I believe it is possible within envoy to detect a bad backend and automatically remove it from the load balancing pool, so why can the proxy not determine that certain backend instances are unavailable and remove them from the pool? No coordination needed and it also handles other cases where the backend is bad such as overload or deadlock?

It also seems like part of your pain point is that there is an any-to-any relationship between proxy and backend, but that doesn’t need to be the case necessarily, cell based architecture with shuffle sharding of backends between cells can help alleviate that fundamental pain. Part of the advantage of this is that config and code changes can then be rolled out cell by cell which is much safer as if your code/configs cause a fault in a cell it will only affect a subset of infrastructure. And if you did shuffle sharding correctly, it should have a negligible affect when a single cell goes down.

Ok, again: this isn't a cluster of load balancers in front of a discrete collection of app servers in a data center. It's thousands of load balancers handling millions of applications scattered all over the world, with instances going up and down constantly.

The interesting part of this problem isn't noticing that an instance is down. Any load balancer can do that. The interesting problem is noticing than and then informing every proxy in the world.

I feel like a lot of what's happening in these threads is people using a mental model that they'd use for hosting one application globally, or, if not one, then a collection of applications they manage. These are customer applications. We can't assume anything about their request semantics.

> The interesting problem is noticing than and then informing every proxy in the world.

Yes and that is why I suggested why your any-to-any relationship of proxy to application is a decision you have made which is part of the painpoint that caused you to come up with this solution. The fact that any proxy box can proxy to any backend is a choice which was made which created the structure and mental model you are working within. You could batch your proxies into say 1024 cells and then assign a customer app to say 4/1024 cells using shuffle sharding. Then that decomposes the problem into maintaining state within a cell instead of globally.
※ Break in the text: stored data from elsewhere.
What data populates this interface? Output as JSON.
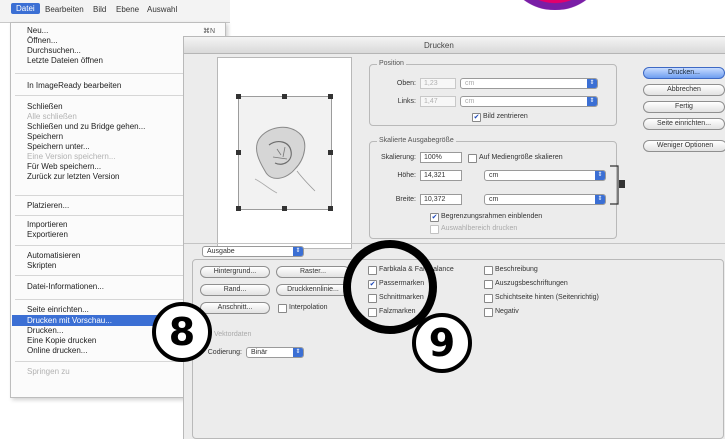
{
  "menubar": {
    "items": [
      "Datei",
      "Bearbeiten",
      "Bild",
      "Ebene",
      "Auswahl"
    ]
  },
  "file_menu": {
    "items": [
      {
        "label": "Neu...",
        "shortcut": "⌘N"
      },
      {
        "label": "Öffnen..."
      },
      {
        "label": "Durchsuchen..."
      },
      {
        "label": "Letzte Dateien öffnen"
      },
      {
        "label": "In ImageReady bearbeiten"
      },
      {
        "label": "Schließen"
      },
      {
        "label": "Alle schließen",
        "disabled": true
      },
      {
        "label": "Schließen und zu Bridge gehen..."
      },
      {
        "label": "Speichern"
      },
      {
        "label": "Speichern unter..."
      },
      {
        "label": "Eine Version speichern...",
        "disabled": true
      },
      {
        "label": "Für Web speichern..."
      },
      {
        "label": "Zurück zur letzten Version"
      },
      {
        "label": "Platzieren..."
      },
      {
        "label": "Importieren"
      },
      {
        "label": "Exportieren"
      },
      {
        "label": "Automatisieren"
      },
      {
        "label": "Skripten"
      },
      {
        "label": "Datei-Informationen..."
      },
      {
        "label": "Seite einrichten..."
      },
      {
        "label": "Drucken mit Vorschau..."
      },
      {
        "label": "Drucken..."
      },
      {
        "label": "Eine Kopie drucken"
      },
      {
        "label": "Online drucken..."
      },
      {
        "label": "Springen zu",
        "disabled": true
      }
    ]
  },
  "dialog": {
    "title": "Drucken",
    "position": {
      "group_label": "Position",
      "oben_label": "Oben:",
      "oben_value": "1,23",
      "oben_unit": "cm",
      "links_label": "Links:",
      "links_value": "1,47",
      "links_unit": "cm",
      "center_label": "Bild zentrieren",
      "center_checked": true
    },
    "scaled": {
      "group_label": "Skalierte Ausgabegröße",
      "skalierung_label": "Skalierung:",
      "skalierung_value": "100%",
      "fit_label": "Auf Mediengröße skalieren",
      "hoehe_label": "Höhe:",
      "hoehe_value": "14,321",
      "hoehe_unit": "cm",
      "breite_label": "Breite:",
      "breite_value": "10,372",
      "breite_unit": "cm",
      "bbox_label": "Begrenzungsrahmen einblenden",
      "bbox_checked": true,
      "selection_label": "Auswahlbereich drucken"
    },
    "buttons": {
      "print": "Drucken...",
      "cancel": "Abbrechen",
      "done": "Fertig",
      "page_setup": "Seite einrichten...",
      "fewer_options": "Weniger Optionen"
    },
    "output": {
      "popup": "Ausgabe",
      "btn_background": "Hintergrund...",
      "btn_border": "Rand...",
      "btn_bleed": "Anschnitt...",
      "btn_screen": "Raster...",
      "btn_transfer": "Druckkennlinie...",
      "interpolate_label": "Interpolation",
      "checkboxes_left": [
        {
          "label": "Farbkala & Farbbalance",
          "checked": false
        },
        {
          "label": "Passermarken",
          "checked": true
        },
        {
          "label": "Schnittmarken",
          "checked": false
        },
        {
          "label": "Falzmarken",
          "checked": false
        }
      ],
      "checkboxes_right": [
        {
          "label": "Beschreibung",
          "checked": false
        },
        {
          "label": "Auszugsbeschriftungen",
          "checked": false
        },
        {
          "label": "Schichtseite hinten (Seitenrichtig)",
          "checked": false
        },
        {
          "label": "Negativ",
          "checked": false
        }
      ],
      "vector_label": "Vektordaten",
      "encoding_label": "Codierung:",
      "encoding_value": "Binär"
    }
  },
  "markers": {
    "eight": "8",
    "nine": "9"
  }
}
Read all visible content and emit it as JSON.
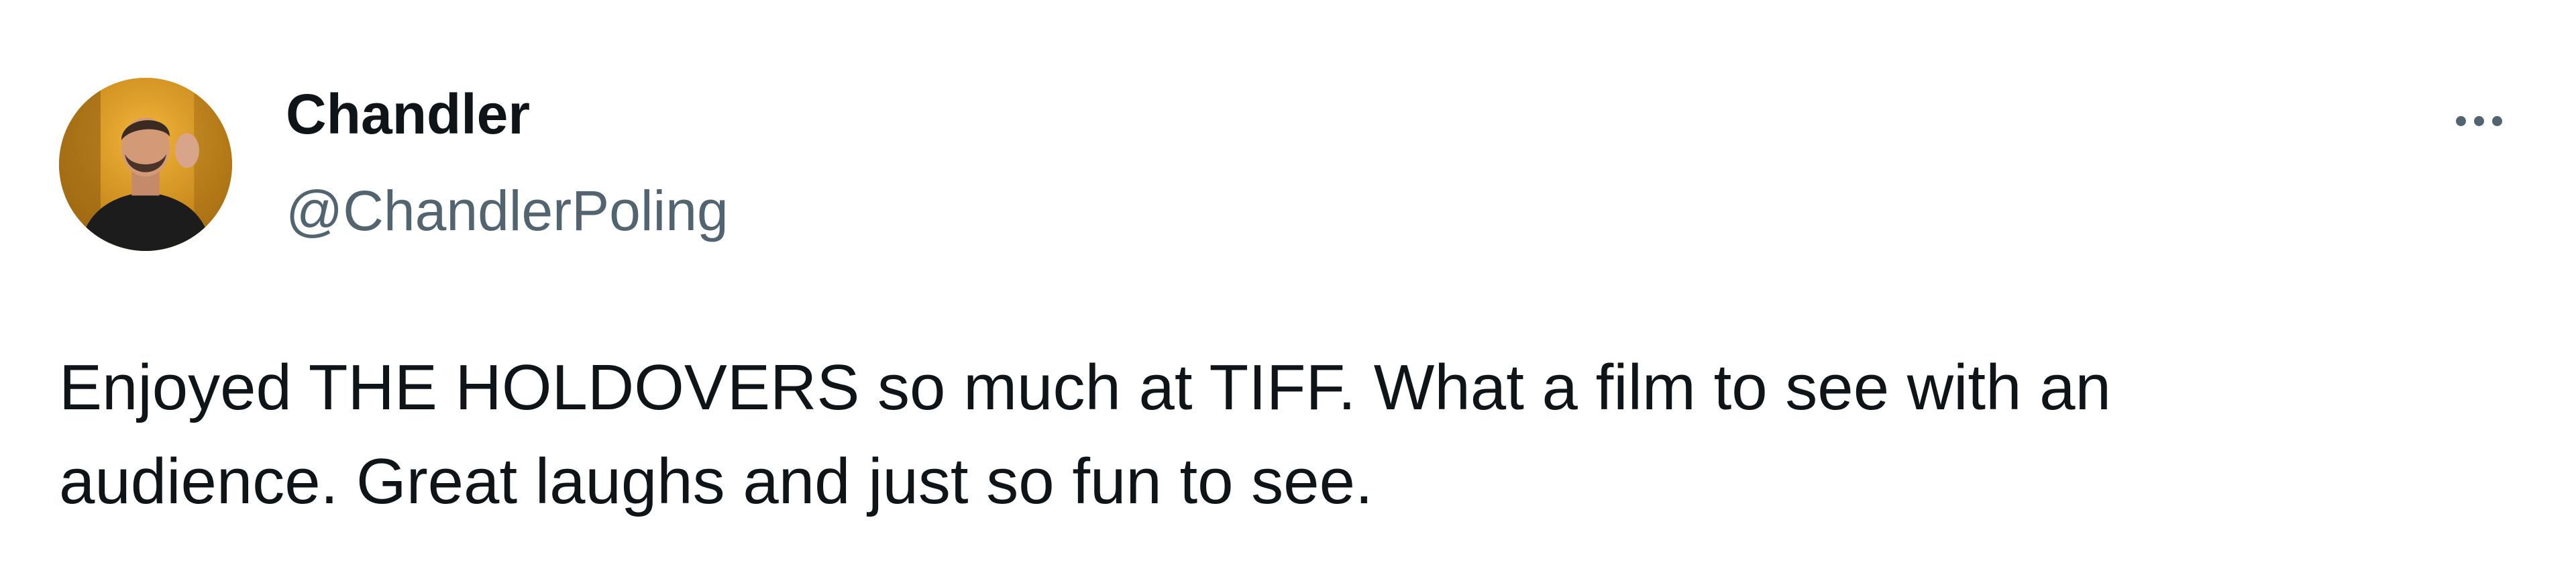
{
  "tweet": {
    "author": {
      "display_name": "Chandler",
      "handle": "@ChandlerPoling",
      "avatar_icon": "profile-photo"
    },
    "more_icon": "more-horizontal-icon",
    "text_lines": [
      "Enjoyed THE HOLDOVERS so much at TIFF. What a film to see with an",
      "audience. Great laughs and just so fun to see."
    ]
  },
  "colors": {
    "name": "#0f1419",
    "handle": "#536471",
    "text": "#0f1419",
    "background": "#ffffff"
  }
}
Im not saying what you did was wrong or dumb, I am saying you are working within a framework that maybe you are not even consciously aware of.

Again: it's the premise of the platform. If you're saying "you picked a hard problem to work on", I guess I agree.
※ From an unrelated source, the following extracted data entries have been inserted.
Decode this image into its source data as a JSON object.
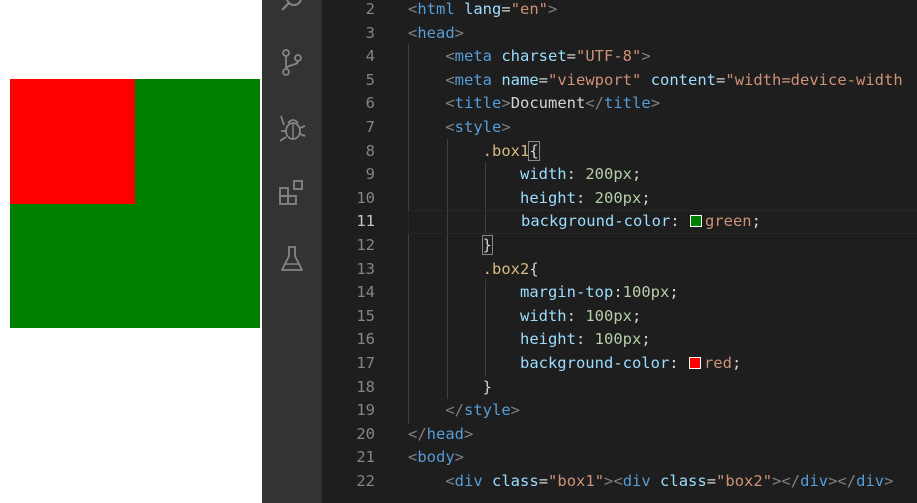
{
  "preview": {
    "outer_color": "#008000",
    "inner_color": "#ff0000"
  },
  "activity_bar": {
    "icons": [
      "search-icon",
      "source-control-icon",
      "debug-icon",
      "extensions-icon",
      "testing-icon"
    ]
  },
  "editor": {
    "colors": {
      "background": "#1e1e1e",
      "tag": "#569cd6",
      "attribute": "#9cdcfe",
      "string": "#ce9178",
      "selector": "#d7ba7d",
      "number": "#b5cea8"
    },
    "lines": [
      {
        "num": "2",
        "tokens": [
          [
            "t-punc",
            "<"
          ],
          [
            "t-tag",
            "html"
          ],
          [
            "t-plain",
            " "
          ],
          [
            "t-attr",
            "lang"
          ],
          [
            "t-plain",
            "="
          ],
          [
            "t-str",
            "\"en\""
          ],
          [
            "t-punc",
            ">"
          ]
        ]
      },
      {
        "num": "3",
        "tokens": [
          [
            "t-punc",
            "<"
          ],
          [
            "t-tag",
            "head"
          ],
          [
            "t-punc",
            ">"
          ]
        ]
      },
      {
        "num": "4",
        "tokens": [
          [
            "t-plain",
            "    "
          ],
          [
            "t-punc",
            "<"
          ],
          [
            "t-tag",
            "meta"
          ],
          [
            "t-plain",
            " "
          ],
          [
            "t-attr",
            "charset"
          ],
          [
            "t-plain",
            "="
          ],
          [
            "t-str",
            "\"UTF-8\""
          ],
          [
            "t-punc",
            ">"
          ]
        ]
      },
      {
        "num": "5",
        "tokens": [
          [
            "t-plain",
            "    "
          ],
          [
            "t-punc",
            "<"
          ],
          [
            "t-tag",
            "meta"
          ],
          [
            "t-plain",
            " "
          ],
          [
            "t-attr",
            "name"
          ],
          [
            "t-plain",
            "="
          ],
          [
            "t-str",
            "\"viewport\""
          ],
          [
            "t-plain",
            " "
          ],
          [
            "t-attr",
            "content"
          ],
          [
            "t-plain",
            "="
          ],
          [
            "t-str",
            "\"width=device-width"
          ]
        ]
      },
      {
        "num": "6",
        "tokens": [
          [
            "t-plain",
            "    "
          ],
          [
            "t-punc",
            "<"
          ],
          [
            "t-tag",
            "title"
          ],
          [
            "t-punc",
            ">"
          ],
          [
            "t-plain",
            "Document"
          ],
          [
            "t-punc",
            "</"
          ],
          [
            "t-tag",
            "title"
          ],
          [
            "t-punc",
            ">"
          ]
        ]
      },
      {
        "num": "7",
        "tokens": [
          [
            "t-plain",
            "    "
          ],
          [
            "t-punc",
            "<"
          ],
          [
            "t-tag",
            "style"
          ],
          [
            "t-punc",
            ">"
          ]
        ]
      },
      {
        "num": "8",
        "tokens": [
          [
            "t-plain",
            "        "
          ],
          [
            "t-sel",
            ".box1"
          ],
          [
            "t-brace-m",
            "{"
          ]
        ]
      },
      {
        "num": "9",
        "tokens": [
          [
            "t-plain",
            "            "
          ],
          [
            "t-prop",
            "width"
          ],
          [
            "t-plain",
            ": "
          ],
          [
            "t-num",
            "200px"
          ],
          [
            "t-plain",
            ";"
          ]
        ]
      },
      {
        "num": "10",
        "tokens": [
          [
            "t-plain",
            "            "
          ],
          [
            "t-prop",
            "height"
          ],
          [
            "t-plain",
            ": "
          ],
          [
            "t-num",
            "200px"
          ],
          [
            "t-plain",
            ";"
          ]
        ]
      },
      {
        "num": "11",
        "current": true,
        "tokens": [
          [
            "t-plain",
            "            "
          ],
          [
            "t-prop",
            "background-color"
          ],
          [
            "t-plain",
            ": "
          ],
          [
            "swatch",
            "#008000"
          ],
          [
            "t-val",
            "green"
          ],
          [
            "t-plain",
            ";"
          ]
        ]
      },
      {
        "num": "12",
        "tokens": [
          [
            "t-plain",
            "        "
          ],
          [
            "t-brace-m",
            "}"
          ]
        ]
      },
      {
        "num": "13",
        "tokens": [
          [
            "t-plain",
            "        "
          ],
          [
            "t-sel",
            ".box2"
          ],
          [
            "t-plain",
            "{"
          ]
        ]
      },
      {
        "num": "14",
        "tokens": [
          [
            "t-plain",
            "            "
          ],
          [
            "t-prop",
            "margin-top"
          ],
          [
            "t-plain",
            ":"
          ],
          [
            "t-num",
            "100px"
          ],
          [
            "t-plain",
            ";"
          ]
        ]
      },
      {
        "num": "15",
        "tokens": [
          [
            "t-plain",
            "            "
          ],
          [
            "t-prop",
            "width"
          ],
          [
            "t-plain",
            ": "
          ],
          [
            "t-num",
            "100px"
          ],
          [
            "t-plain",
            ";"
          ]
        ]
      },
      {
        "num": "16",
        "tokens": [
          [
            "t-plain",
            "            "
          ],
          [
            "t-prop",
            "height"
          ],
          [
            "t-plain",
            ": "
          ],
          [
            "t-num",
            "100px"
          ],
          [
            "t-plain",
            ";"
          ]
        ]
      },
      {
        "num": "17",
        "tokens": [
          [
            "t-plain",
            "            "
          ],
          [
            "t-prop",
            "background-color"
          ],
          [
            "t-plain",
            ": "
          ],
          [
            "swatch",
            "#ff0000"
          ],
          [
            "t-val",
            "red"
          ],
          [
            "t-plain",
            ";"
          ]
        ]
      },
      {
        "num": "18",
        "tokens": [
          [
            "t-plain",
            "        "
          ],
          [
            "t-plain",
            "}"
          ]
        ]
      },
      {
        "num": "19",
        "tokens": [
          [
            "t-plain",
            "    "
          ],
          [
            "t-punc",
            "</"
          ],
          [
            "t-tag",
            "style"
          ],
          [
            "t-punc",
            ">"
          ]
        ]
      },
      {
        "num": "20",
        "tokens": [
          [
            "t-punc",
            "</"
          ],
          [
            "t-tag",
            "head"
          ],
          [
            "t-punc",
            ">"
          ]
        ]
      },
      {
        "num": "21",
        "tokens": [
          [
            "t-punc",
            "<"
          ],
          [
            "t-tag",
            "body"
          ],
          [
            "t-punc",
            ">"
          ]
        ]
      },
      {
        "num": "22",
        "tokens": [
          [
            "t-plain",
            "    "
          ],
          [
            "t-punc",
            "<"
          ],
          [
            "t-tag",
            "div"
          ],
          [
            "t-plain",
            " "
          ],
          [
            "t-attr",
            "class"
          ],
          [
            "t-plain",
            "="
          ],
          [
            "t-str",
            "\"box1\""
          ],
          [
            "t-punc",
            "><"
          ],
          [
            "t-tag",
            "div"
          ],
          [
            "t-plain",
            " "
          ],
          [
            "t-attr",
            "class"
          ],
          [
            "t-plain",
            "="
          ],
          [
            "t-str",
            "\"box2\""
          ],
          [
            "t-punc",
            "></"
          ],
          [
            "t-tag",
            "div"
          ],
          [
            "t-punc",
            "></"
          ],
          [
            "t-tag",
            "div"
          ],
          [
            "t-punc",
            ">"
          ]
        ]
      }
    ]
  }
}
We cannot in fact assign our customers apps to 0.3% of our proxies! When you deploy an app in Chicago on Fly.io, it has to work from a Sydney edge. I mean, that's part of the DX; there are deeper reasons why it would have to work that way (due to BGP4), but we don't even get there before becoming a different platform.

I think the impedance mismatch here is I am assuming we are talking about a hyperscaler cloud where it would be reasonable to have say 1024 proxies per region. Each app would be assigned to 4/1024 proxies in each region.

I have no idea how big of a compute footprint fly.io is, and maybe due to that the design I am suggesting makes no sense for you.

The design you are suggesting makes no sense for us. That's OK! It's an interesting conversation. But no, you can't fix the problem we're trying to solve with shuffle shard.